Pada masa sekarang ini kesenian madihin berperan dalam membantu pemerintah untuk menyebarluaskan hasil-hasil pembangunan. Bahkan kesenian madihin telah pula diikutkan pada festival budaya Islam di Masjid Istiqlal tahun 1991, dan temu budaya Melayu di Riau tahun 1992, ditampilkan di TVRI dalam acara HUT TVRI tahun 1992, kemudian ditampilkan lagi pada acara jumpa seniman dan tokoh TVRI tanggal 14 Desember 1992, dan terakhir ditampilkan oleh seorang pemadihin muda (Ahmad Sya’rani, Alumni Fakultas Dakwah IAIN Antasari Banjarmasin) di TVRI Pusat di Jakarta dalam Acara Dua Jam Saja pada tahun 1999.
Dengan demikian jelaslah bahwa kesenian madihin sebenarnya sudah menasional, karena ia tidak hanya akrab dan dikenal oleh masyarakat Banjar umumnya, akan tetapi juga sudah dikenal oleh di luar komunitas masyarakat Banjar.
4. Fungsi Kesenian Madihin
Fungsi utama kesenian madihin pada waktu dulu adalah sebagai bagian dari upacara adat masyarakat Banjar dan untuk menghibur raja atau pejabat istana, sehingga syair dan pantun yang dinyanyikan berisikan puji-pujian maupun sanjungan kepada raja dan pejabat istana lainnya. Hal ini selaras dengan pendapat yang menyatakan bahwa madihin berasal dari kata madah yang berarti kata-kata pujian.
Kemudian pada perkembangan selanjutnya kesenian madihin berfungsi menjadi sarana nadzar atau hajat sebagai ungkapan rasa syukur.
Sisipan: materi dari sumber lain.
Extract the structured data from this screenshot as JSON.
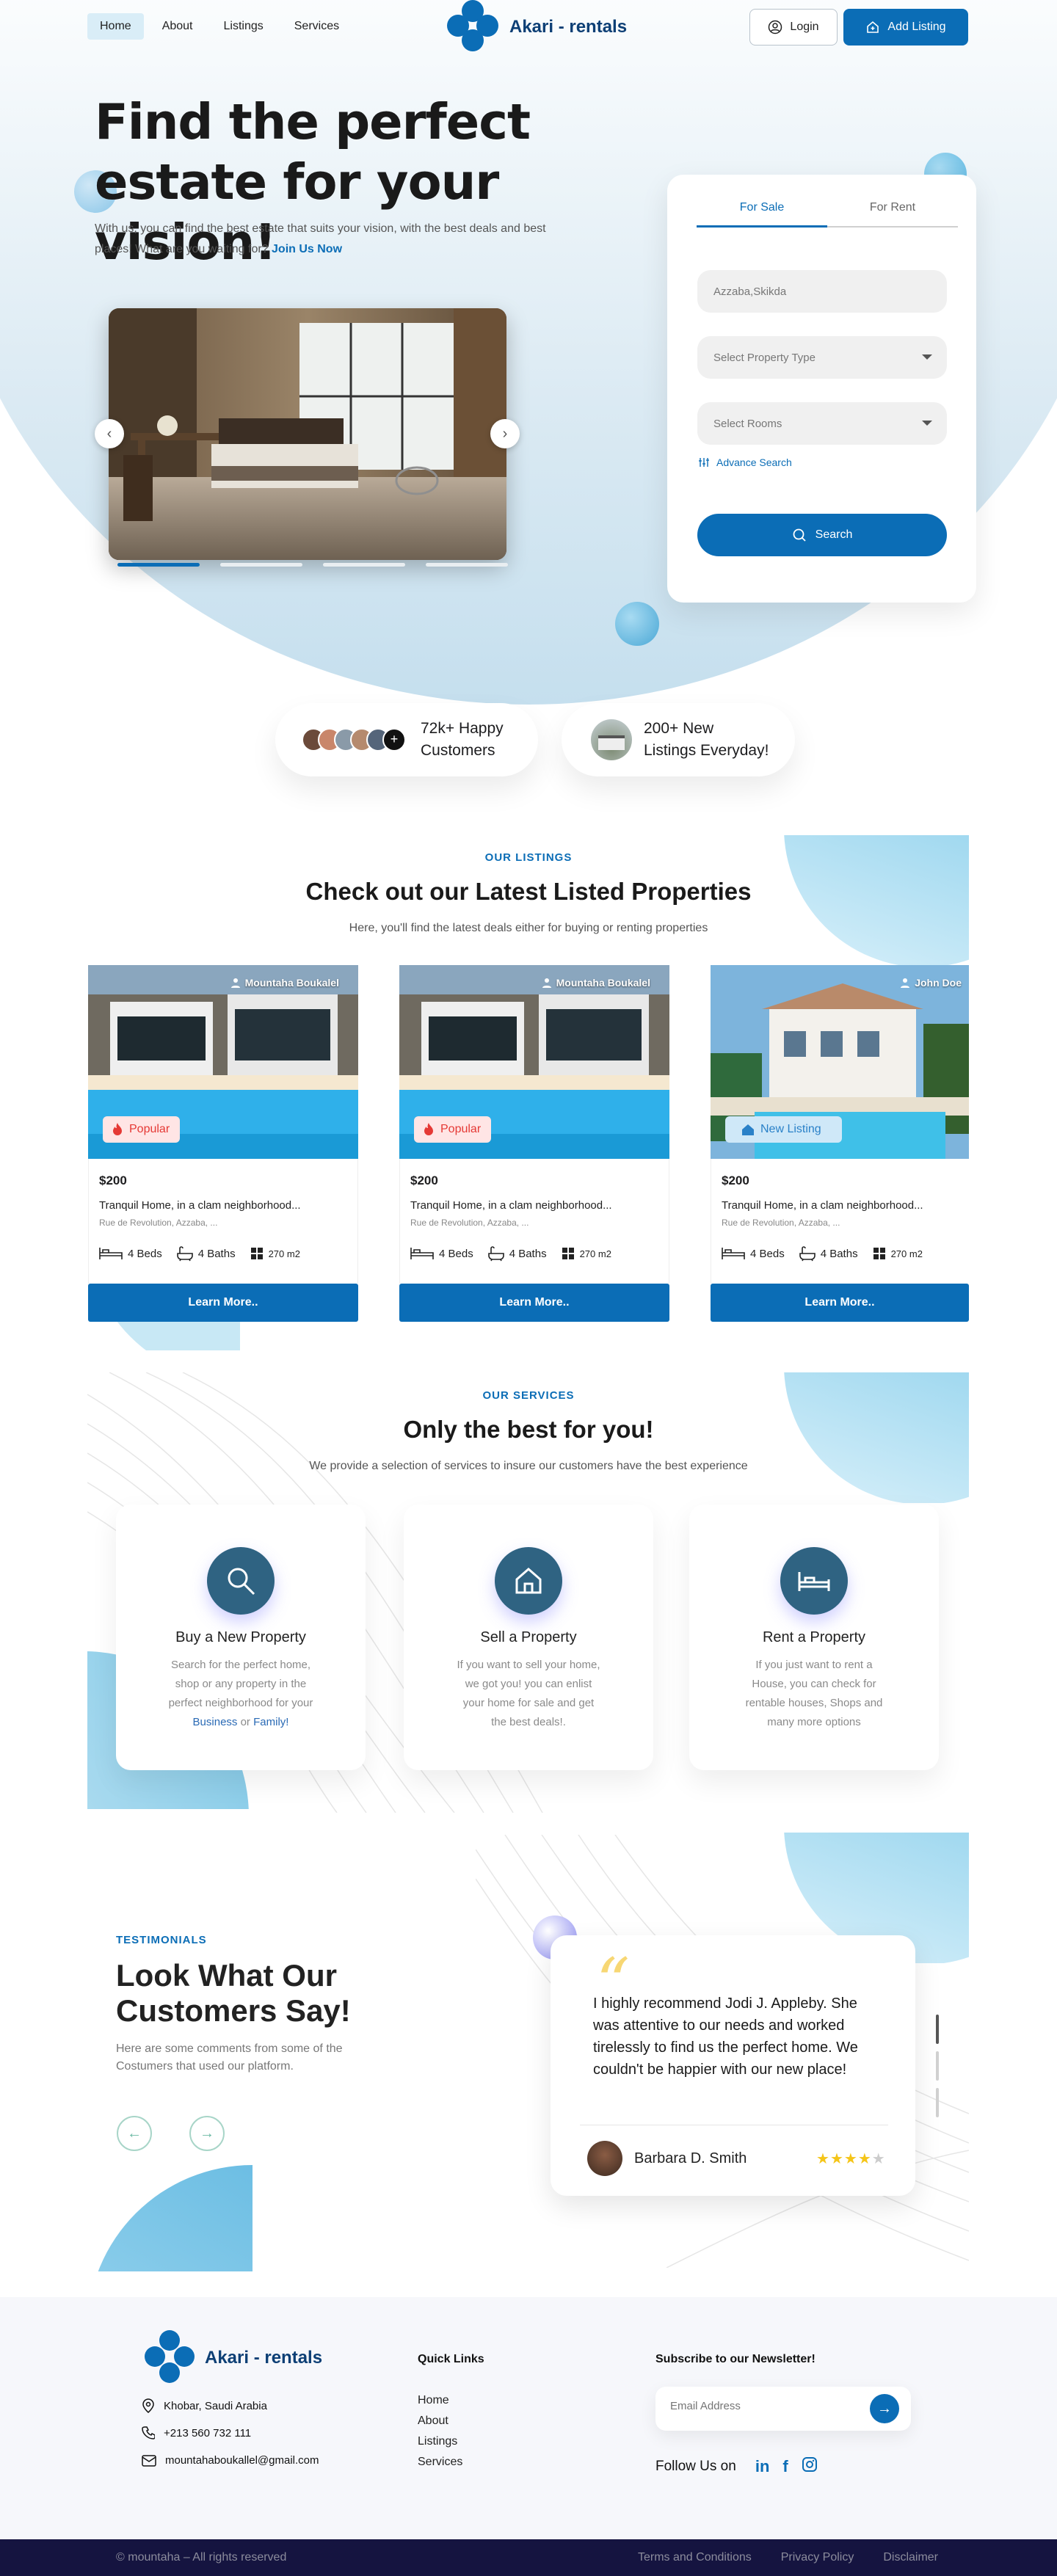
{
  "nav": {
    "links": [
      "Home",
      "About",
      "Listings",
      "Services"
    ],
    "brand": "Akari - rentals",
    "login_label": "Login",
    "add_listing_label": "Add Listing"
  },
  "hero": {
    "title": "Find the perfect estate for your vision!",
    "subtitle": "With us, you can find the best estate that suits your vision, with the best deals and best places! What are you waiting for?",
    "join_link": "Join Us Now",
    "slide_count": 4,
    "active_slide": 1
  },
  "search": {
    "tabs": [
      "For Sale",
      "For Rent"
    ],
    "location_placeholder": "Azzaba,Skikda",
    "property_type_label": "Select Property Type",
    "rooms_label": "Select Rooms",
    "advance_label": "Advance Search",
    "button_label": "Search"
  },
  "stats": {
    "customers_line1": "72k+ Happy",
    "customers_line2": "Customers",
    "listings_line1": "200+ New",
    "listings_line2": "Listings Everyday!",
    "avatar_more": "+"
  },
  "listings": {
    "eyebrow": "OUR LISTINGS",
    "title": "Check out our Latest Listed Properties",
    "subtitle": "Here, you'll find the latest deals either for buying or renting properties",
    "items": [
      {
        "owner": "Mountaha Boukalel",
        "badge": "Popular",
        "price": "$200",
        "title": "Tranquil Home, in a clam neighborhood...",
        "address": "Rue de Revolution, Azzaba, ...",
        "beds": "4 Beds",
        "baths": "4 Baths",
        "area": "270 m2",
        "button": "Learn More.."
      },
      {
        "owner": "Mountaha Boukalel",
        "badge": "Popular",
        "price": "$200",
        "title": "Tranquil Home, in a clam neighborhood...",
        "address": "Rue de Revolution, Azzaba, ...",
        "beds": "4 Beds",
        "baths": "4 Baths",
        "area": "270 m2",
        "button": "Learn More.."
      },
      {
        "owner": "John Doe",
        "badge": "New Listing",
        "price": "$200",
        "title": "Tranquil Home, in a clam neighborhood...",
        "address": "Rue de Revolution, Azzaba, ...",
        "beds": "4 Beds",
        "baths": "4 Baths",
        "area": "270 m2",
        "button": "Learn More.."
      }
    ]
  },
  "services": {
    "eyebrow": "OUR SERVICES",
    "title": "Only the best for you!",
    "subtitle": "We provide a selection of services to insure our customers have the best experience",
    "items": [
      {
        "title": "Buy a New Property",
        "text": "Search for the perfect home, shop or any property in the perfect neighborhood for your",
        "link1": "Business",
        "joiner": "or",
        "link2": "Family!"
      },
      {
        "title": "Sell a Property",
        "text": "If you want to sell your home, we got you! you can enlist your home for sale and get the best deals!."
      },
      {
        "title": "Rent a Property",
        "text": "If you just want to rent a House, you can check for rentable houses, Shops and many more options"
      }
    ]
  },
  "testimonials": {
    "eyebrow": "TESTIMONIALS",
    "title_line1": "Look What Our",
    "title_line2": "Customers Say!",
    "subtitle": "Here are some comments from some of the Costumers that used our platform.",
    "quote": "I highly recommend Jodi J. Appleby. She was attentive to our needs and worked tirelessly to find us the perfect home. We couldn't be happier with our new place!",
    "author": "Barbara D. Smith",
    "rating": 4,
    "rating_max": 5
  },
  "footer": {
    "brand": "Akari - rentals",
    "address": "Khobar, Saudi Arabia",
    "phone": "+213 560 732 111",
    "email": "mountahaboukallel@gmail.com",
    "quick_links_title": "Quick Links",
    "quick_links": [
      "Home",
      "About",
      "Listings",
      "Services"
    ],
    "newsletter_title": "Subscribe to our Newsletter!",
    "email_placeholder": "Email Address",
    "follow_label": "Follow Us on",
    "copyright": "© mountaha – All rights reserved",
    "bottom_links": [
      "Terms and Conditions",
      "Privacy Policy",
      "Disclaimer"
    ]
  },
  "colors": {
    "primary": "#0b6db6",
    "brand_dark": "#0d3f75",
    "footer_dark": "#151440",
    "accent_red": "#e53935",
    "star": "#f5c518"
  }
}
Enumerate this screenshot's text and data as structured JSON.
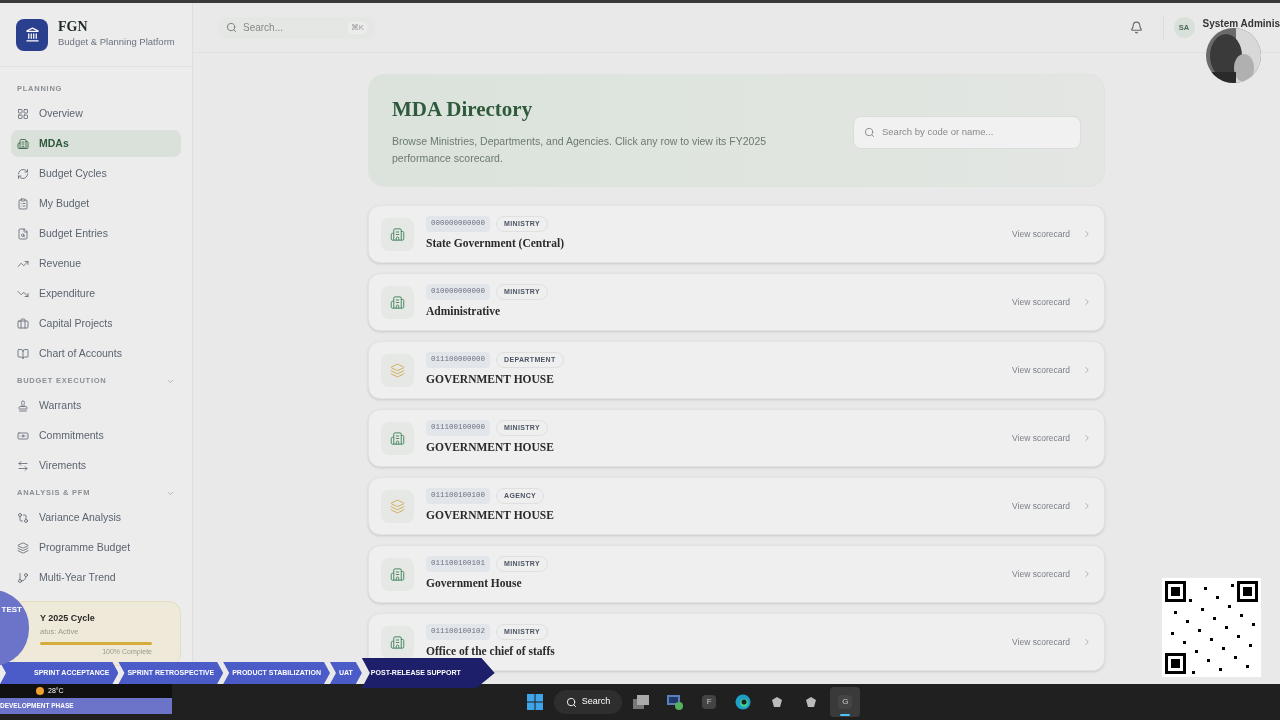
{
  "app": {
    "title": "FGN",
    "subtitle": "Budget & Planning Platform"
  },
  "sidebar": {
    "sections": [
      {
        "label": "PLANNING",
        "collapsible": false,
        "items": [
          {
            "label": "Overview",
            "selected": false
          },
          {
            "label": "MDAs",
            "selected": true
          },
          {
            "label": "Budget Cycles",
            "selected": false
          },
          {
            "label": "My Budget",
            "selected": false
          },
          {
            "label": "Budget Entries",
            "selected": false
          },
          {
            "label": "Revenue",
            "selected": false
          },
          {
            "label": "Expenditure",
            "selected": false
          },
          {
            "label": "Capital Projects",
            "selected": false
          },
          {
            "label": "Chart of Accounts",
            "selected": false
          }
        ]
      },
      {
        "label": "BUDGET EXECUTION",
        "collapsible": true,
        "items": [
          {
            "label": "Warrants",
            "selected": false
          },
          {
            "label": "Commitments",
            "selected": false
          },
          {
            "label": "Virements",
            "selected": false
          }
        ]
      },
      {
        "label": "ANALYSIS & PFM",
        "collapsible": true,
        "items": [
          {
            "label": "Variance Analysis",
            "selected": false
          },
          {
            "label": "Programme Budget",
            "selected": false
          },
          {
            "label": "Multi-Year Trend",
            "selected": false
          }
        ]
      }
    ],
    "cycle_card": {
      "title": "Y 2025 Cycle",
      "status": "atus: Active",
      "level": 1,
      "reading": "100% Complete"
    }
  },
  "header": {
    "search": {
      "placeholder": "Search...",
      "shortcut": "⌘K"
    },
    "user": {
      "initials": "SA",
      "name": "System Adminis"
    }
  },
  "directory": {
    "title": "MDA Directory",
    "description": "Browse Ministries, Departments, and Agencies. Click any row to view its FY2025 performance scorecard.",
    "search": {
      "placeholder": "Search by code or name..."
    },
    "rows": [
      {
        "code": "000000000000",
        "type": "MINISTRY",
        "name": "State Government (Central)",
        "kind": "building",
        "action": "View scorecard"
      },
      {
        "code": "010000000000",
        "type": "MINISTRY",
        "name": "Administrative",
        "kind": "building",
        "action": "View scorecard"
      },
      {
        "code": "011100000000",
        "type": "DEPARTMENT",
        "name": "GOVERNMENT HOUSE",
        "kind": "layers",
        "action": "View scorecard"
      },
      {
        "code": "011100100000",
        "type": "MINISTRY",
        "name": "GOVERNMENT HOUSE",
        "kind": "building",
        "action": "View scorecard"
      },
      {
        "code": "011100100100",
        "type": "AGENCY",
        "name": "GOVERNMENT HOUSE",
        "kind": "layers",
        "action": "View scorecard"
      },
      {
        "code": "011100100101",
        "type": "MINISTRY",
        "name": "Government House",
        "kind": "building",
        "action": "View scorecard"
      },
      {
        "code": "011100100102",
        "type": "MINISTRY",
        "name": "Office of the chief of staffs",
        "kind": "building",
        "action": "View scorecard"
      }
    ]
  },
  "overlay": {
    "timeline": [
      {
        "label": "SPRINT ACCEPTANCE",
        "selected": false
      },
      {
        "label": "SPRINT RETROSPECTIVE",
        "selected": false
      },
      {
        "label": "PRODUCT STABILIZATION",
        "selected": false
      },
      {
        "label": "UAT",
        "selected": false
      },
      {
        "label": "POST-RELEASE SUPPORT",
        "selected": true
      }
    ],
    "badge": "TEST",
    "weather": "28°C",
    "phase": "DEVELOPMENT PHASE"
  },
  "taskbar": {
    "items": [
      {
        "kind": "start",
        "selected": false
      },
      {
        "kind": "search",
        "label": "Search",
        "selected": false
      },
      {
        "kind": "files",
        "selected": false
      },
      {
        "kind": "remote",
        "selected": false
      },
      {
        "kind": "letter",
        "label": "F",
        "selected": false
      },
      {
        "kind": "edge",
        "selected": false
      },
      {
        "kind": "blob",
        "selected": false
      },
      {
        "kind": "blob",
        "selected": false
      },
      {
        "kind": "letter",
        "label": "G",
        "selected": true
      }
    ]
  }
}
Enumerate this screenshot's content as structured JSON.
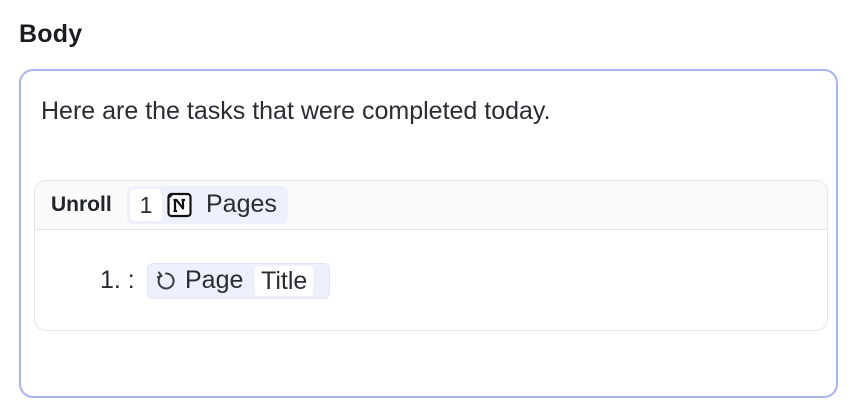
{
  "field": {
    "label": "Body"
  },
  "editor": {
    "text": "Here are the tasks that were completed today.",
    "unroll": {
      "label": "Unroll",
      "count": "1",
      "source_icon": "notion-icon",
      "source_label": "Pages",
      "items": [
        {
          "number": "1. :",
          "icon": "refresh-icon",
          "prefix": "Page",
          "field": "Title"
        }
      ]
    }
  },
  "colors": {
    "editor_border": "#a6b4f0",
    "chip_background": "#eef0fd",
    "block_border": "#e2e3e8"
  }
}
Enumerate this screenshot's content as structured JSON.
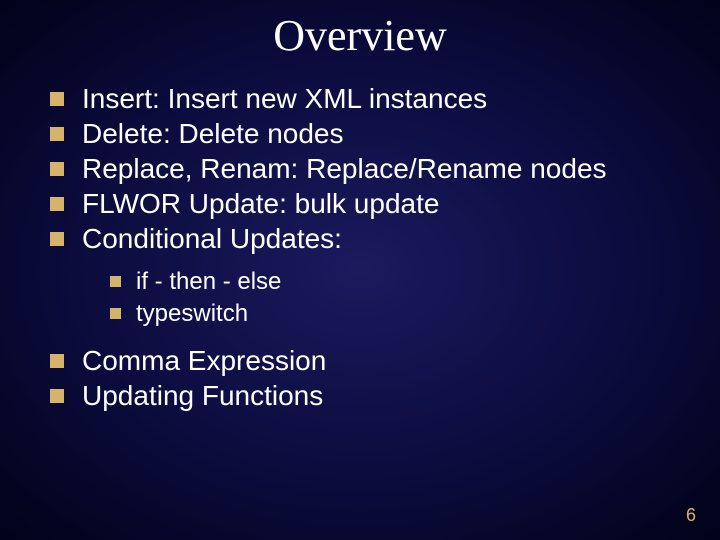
{
  "title": "Overview",
  "bullets": {
    "b0": "Insert: Insert new XML instances",
    "b1": "Delete: Delete nodes",
    "b2": "Replace, Renam: Replace/Rename nodes",
    "b3": "FLWOR Update: bulk update",
    "b4": "Conditional Updates:",
    "b5": "Comma Expression",
    "b6": "Updating Functions"
  },
  "sub": {
    "s0": "if - then - else",
    "s1": "typeswitch"
  },
  "page": "6"
}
Misalnya bagi orang tua yang anaknya baru sembuh dari rasa sakit, fungsi ini pada tahun 1980-an masih terdapat di beberapa daerah Kalimantan Selatan, yakni Marabahan, Kabupaten Barito Kuala.
Pada masa sekarang ini madihin berfungsi ganda, di samping berfungsi sebagai sarana untuk menghibur masyarakat, madihin juga berfungsi sebagai media pendidikan kepada masyarakat dan media penyampaian pesan-pesan pembangunan yang dilakukan oleh pemerintah. Misalnya tentang masalah keluarga berencana, pertanian, pendidikan, kesehatan, dan lain-lain
5. Pergelaran Kesenian Madihin
Kesenian madihin pada umunya dipergelarkan pada waktu malam hari, tetapi sekarang ini juga sering dipergelarkan pada siang hari, di lapangan terbuka maupun dalam sebuah gedung tertutup. Waktu pergelaran biasanya berkisar antara 2 sampai 3 jam. Pergelaran kebanyakan dilakukan di arena terbuka, yang terletak di halaman rumah atau lapangan yang luas. Hal ini tentunya dimaksudkan agar dapat menampung jumlah penonton yang banyak. Tempat pergelarannya hanyalah panggung yang sederhana dengan ukuran kirakira 4 X 3 meter. Selain di tempat terbuka kesenian madihin sering pula dipergelarkan di dalam rumah yang cukup besar, bahkan sekarang ini madihin juga dipertunjukkan di gedung-gedung tertentu dan kantor-kantor yang disediakan oleh pengundang.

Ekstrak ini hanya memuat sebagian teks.